Malicious documents, i.e. documents that contain a malicious payload (e.g. a keylogger) became a serious threat recently. This attack vector is often used in targeted attacks against government, military and other high-profile targets.

For example, the attacks against European governments and US defence organisations in 2007 and 2008 were based on malicious Microsoft Office documents. Recently, targeted attacks involving malicious Acrobat Reader documents that contained a zero-day exploit were reported. In this talk, we present our approach for detecting potential security risks that come with arbitrary data (=non-executable) in documents. We achieve this by a novel combination of static scanning and dynamic behaviour-based analysis techniques.

The scanning technique allows us to find malicious artifacts in files, such as embedded PE32 files, known exploit code, or similar anomalies in the document. The dynamic approach opens the to-be-analysed document in its associated application (for example, .doc files would be opened in Microsoft Word and .pdf files would be opened with Acrobat Reader). Since some exploits only trigger in particular application versions, we use many different instances of these client applications in parallel. The monitoring is carried out in a 'sandbox' environment that allows us to observe suspicious actions that may be happen when opening the document. This can, for example, be the creation of files, spawning of processes, outgoing network connections, interference with other processes, or in the extreme case crashing of the client application (e.g. due to a wrong offset in the malicious document's exploit code). During the analysis phase, we also emulate the typical behaviour of a human to potentially trigger the exploit code.

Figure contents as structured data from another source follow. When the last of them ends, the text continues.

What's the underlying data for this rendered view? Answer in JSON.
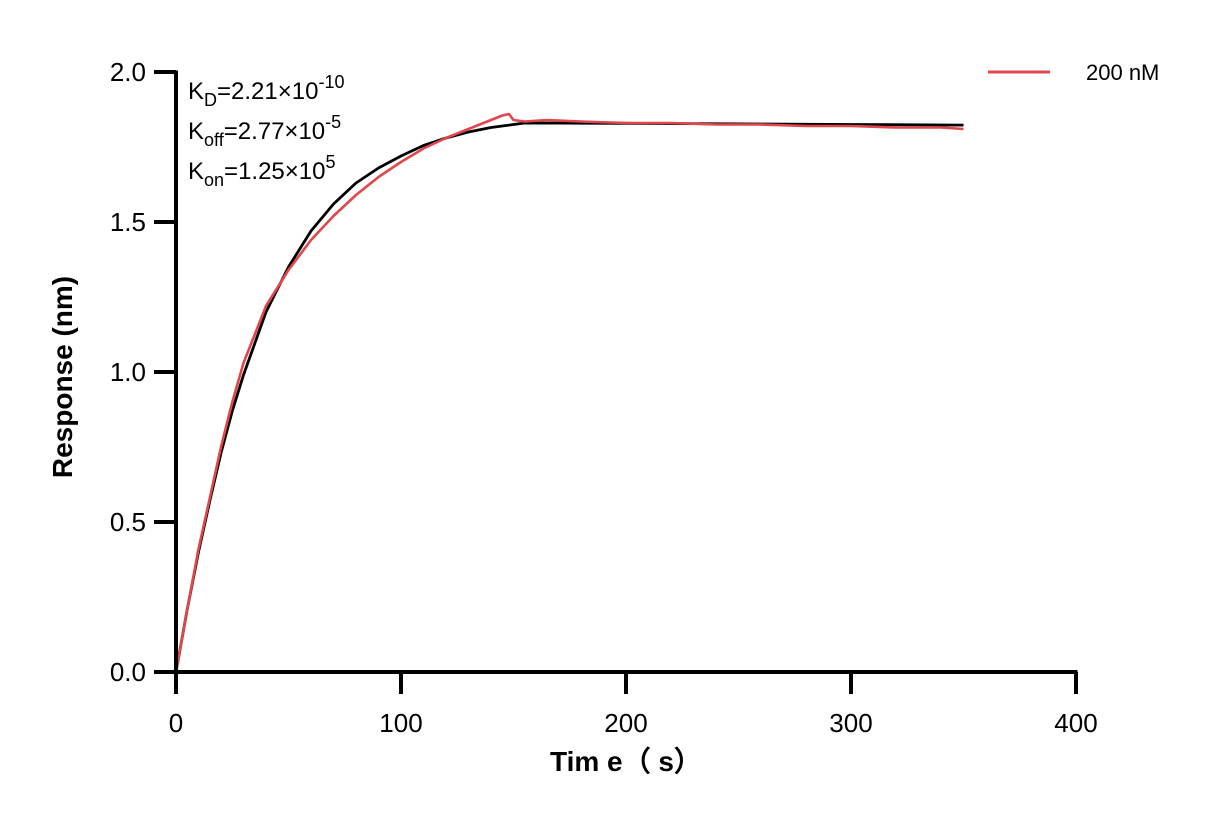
{
  "chart_data": {
    "type": "line",
    "xlabel": "Tim e（ s）",
    "ylabel": "Response (nm)",
    "xlim": [
      0,
      400
    ],
    "ylim": [
      0,
      2.0
    ],
    "x_ticks": [
      "0",
      "100",
      "200",
      "300",
      "400"
    ],
    "x_tick_values": [
      0,
      100,
      200,
      300,
      400
    ],
    "y_ticks": [
      "0.0",
      "0.5",
      "1.0",
      "1.5",
      "2.0"
    ],
    "y_tick_values": [
      0,
      0.5,
      1.0,
      1.5,
      2.0
    ],
    "grid": false,
    "legend_position": "top-right",
    "annotations": [
      {
        "base": "K",
        "sub": "D",
        "mid": "=2.21×10",
        "sup": "-10"
      },
      {
        "base": "K",
        "sub": "off",
        "mid": "=2.77×10",
        "sup": "-5"
      },
      {
        "base": "K",
        "sub": "on",
        "mid": "=1.25×10",
        "sup": "5"
      }
    ],
    "series": [
      {
        "name": "200 nM",
        "color": "#e0474c",
        "x": [
          0,
          5,
          10,
          15,
          20,
          25,
          30,
          40,
          50,
          60,
          70,
          80,
          90,
          100,
          110,
          120,
          130,
          140,
          145,
          148,
          150,
          155,
          165,
          180,
          200,
          220,
          240,
          260,
          280,
          300,
          320,
          340,
          350
        ],
        "y": [
          0.0,
          0.21,
          0.41,
          0.58,
          0.75,
          0.9,
          1.03,
          1.22,
          1.34,
          1.44,
          1.52,
          1.59,
          1.65,
          1.7,
          1.745,
          1.78,
          1.81,
          1.84,
          1.855,
          1.86,
          1.84,
          1.835,
          1.84,
          1.835,
          1.83,
          1.83,
          1.825,
          1.825,
          1.82,
          1.82,
          1.815,
          1.815,
          1.81
        ]
      },
      {
        "color": "#000000",
        "x": [
          0,
          5,
          10,
          15,
          20,
          25,
          30,
          40,
          50,
          60,
          70,
          80,
          90,
          100,
          110,
          120,
          130,
          140,
          150,
          155,
          200,
          250,
          300,
          350
        ],
        "y": [
          0.0,
          0.21,
          0.4,
          0.57,
          0.73,
          0.87,
          0.99,
          1.2,
          1.35,
          1.47,
          1.56,
          1.63,
          1.68,
          1.72,
          1.755,
          1.78,
          1.8,
          1.815,
          1.825,
          1.83,
          1.829,
          1.827,
          1.825,
          1.823
        ]
      }
    ]
  }
}
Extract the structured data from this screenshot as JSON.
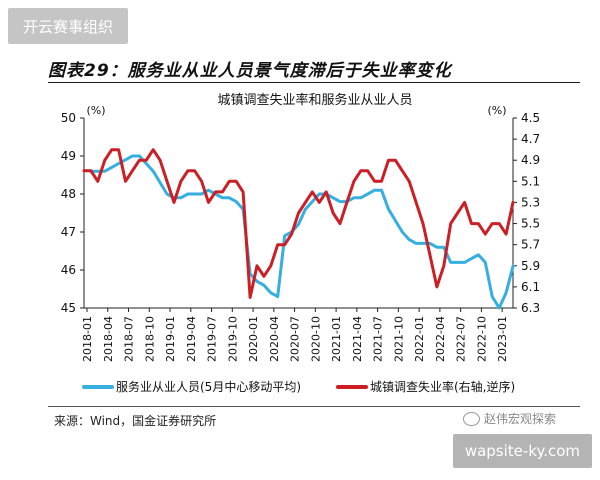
{
  "watermark_top": "开云赛事组织",
  "figure_title": "图表29：服务业从业人员景气度滞后于失业率变化",
  "source_note": "来源：Wind，国金证券研究所",
  "wechat_label": "赵伟宏观探索",
  "watermark_bottom": "wapsite-ky.com",
  "chart_data": {
    "type": "line",
    "title": "城镇调查失业率和服务业从业人员",
    "y_left": {
      "unit": "(%)",
      "ylim": [
        45,
        50
      ],
      "ticks": [
        "45",
        "46",
        "47",
        "48",
        "49",
        "50"
      ]
    },
    "y_right": {
      "unit": "(%)",
      "reversed": true,
      "ylim": [
        4.5,
        6.3
      ],
      "ticks": [
        "4.5",
        "4.7",
        "4.9",
        "5.1",
        "5.3",
        "5.5",
        "5.7",
        "5.9",
        "6.1",
        "6.3"
      ]
    },
    "x_ticks": [
      "2018-01",
      "2018-04",
      "2018-07",
      "2018-10",
      "2019-01",
      "2019-04",
      "2019-07",
      "2019-10",
      "2020-01",
      "2020-04",
      "2020-07",
      "2020-10",
      "2021-01",
      "2021-04",
      "2021-07",
      "2021-10",
      "2022-01",
      "2022-04",
      "2022-07",
      "2022-10",
      "2023-01"
    ],
    "x_start": "2018-01",
    "series": [
      {
        "name": "服务业从业人员(5月中心移动平均)",
        "axis": "left",
        "color": "#35aee0",
        "values": [
          48.6,
          48.6,
          48.6,
          48.7,
          48.8,
          48.9,
          49.0,
          49.0,
          48.8,
          48.6,
          48.3,
          48.0,
          47.9,
          47.9,
          48.0,
          48.0,
          48.0,
          48.1,
          48.0,
          47.9,
          47.9,
          47.8,
          47.6,
          45.9,
          45.7,
          45.6,
          45.4,
          45.3,
          46.9,
          47.0,
          47.2,
          47.6,
          47.8,
          48.0,
          48.0,
          47.9,
          47.8,
          47.8,
          47.9,
          47.9,
          48.0,
          48.1,
          48.1,
          47.6,
          47.3,
          47.0,
          46.8,
          46.7,
          46.7,
          46.7,
          46.6,
          46.6,
          46.2,
          46.2,
          46.2,
          46.3,
          46.4,
          46.2,
          45.3,
          45.0,
          45.4,
          46.1
        ]
      },
      {
        "name": "城镇调查失业率(右轴,逆序)",
        "axis": "right",
        "color": "#cc1f25",
        "values": [
          5.0,
          5.0,
          5.1,
          4.9,
          4.8,
          4.8,
          5.1,
          5.0,
          4.9,
          4.9,
          4.8,
          4.9,
          5.1,
          5.3,
          5.1,
          5.0,
          5.0,
          5.1,
          5.3,
          5.2,
          5.2,
          5.1,
          5.1,
          5.2,
          6.2,
          5.9,
          6.0,
          5.9,
          5.7,
          5.7,
          5.6,
          5.4,
          5.3,
          5.2,
          5.3,
          5.2,
          5.4,
          5.5,
          5.3,
          5.1,
          5.0,
          5.0,
          5.1,
          5.1,
          4.9,
          4.9,
          5.0,
          5.1,
          5.3,
          5.5,
          5.8,
          6.1,
          5.9,
          5.5,
          5.4,
          5.3,
          5.5,
          5.5,
          5.6,
          5.5,
          5.5,
          5.6,
          5.3
        ]
      }
    ]
  }
}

Finally, we combine all of the results from the static scanning and the dynamic analysis phase. This enables us to decide if the specific document is potentially harmful, actually harmful, or probably harmless. Our experiments with thousands of documents show that our system has a detection rate of 100% for all malicious documents which we tested, and also a 0% rate of false positives.

In future work, we plan to tightly integrate our analysis suite with common mail servers in order to automatically verify all attachments of incoming mails before they are relayed to their final destination. Such a tool can then protect high-profile targets from targeted attacks that use malicious documents as an attack vector.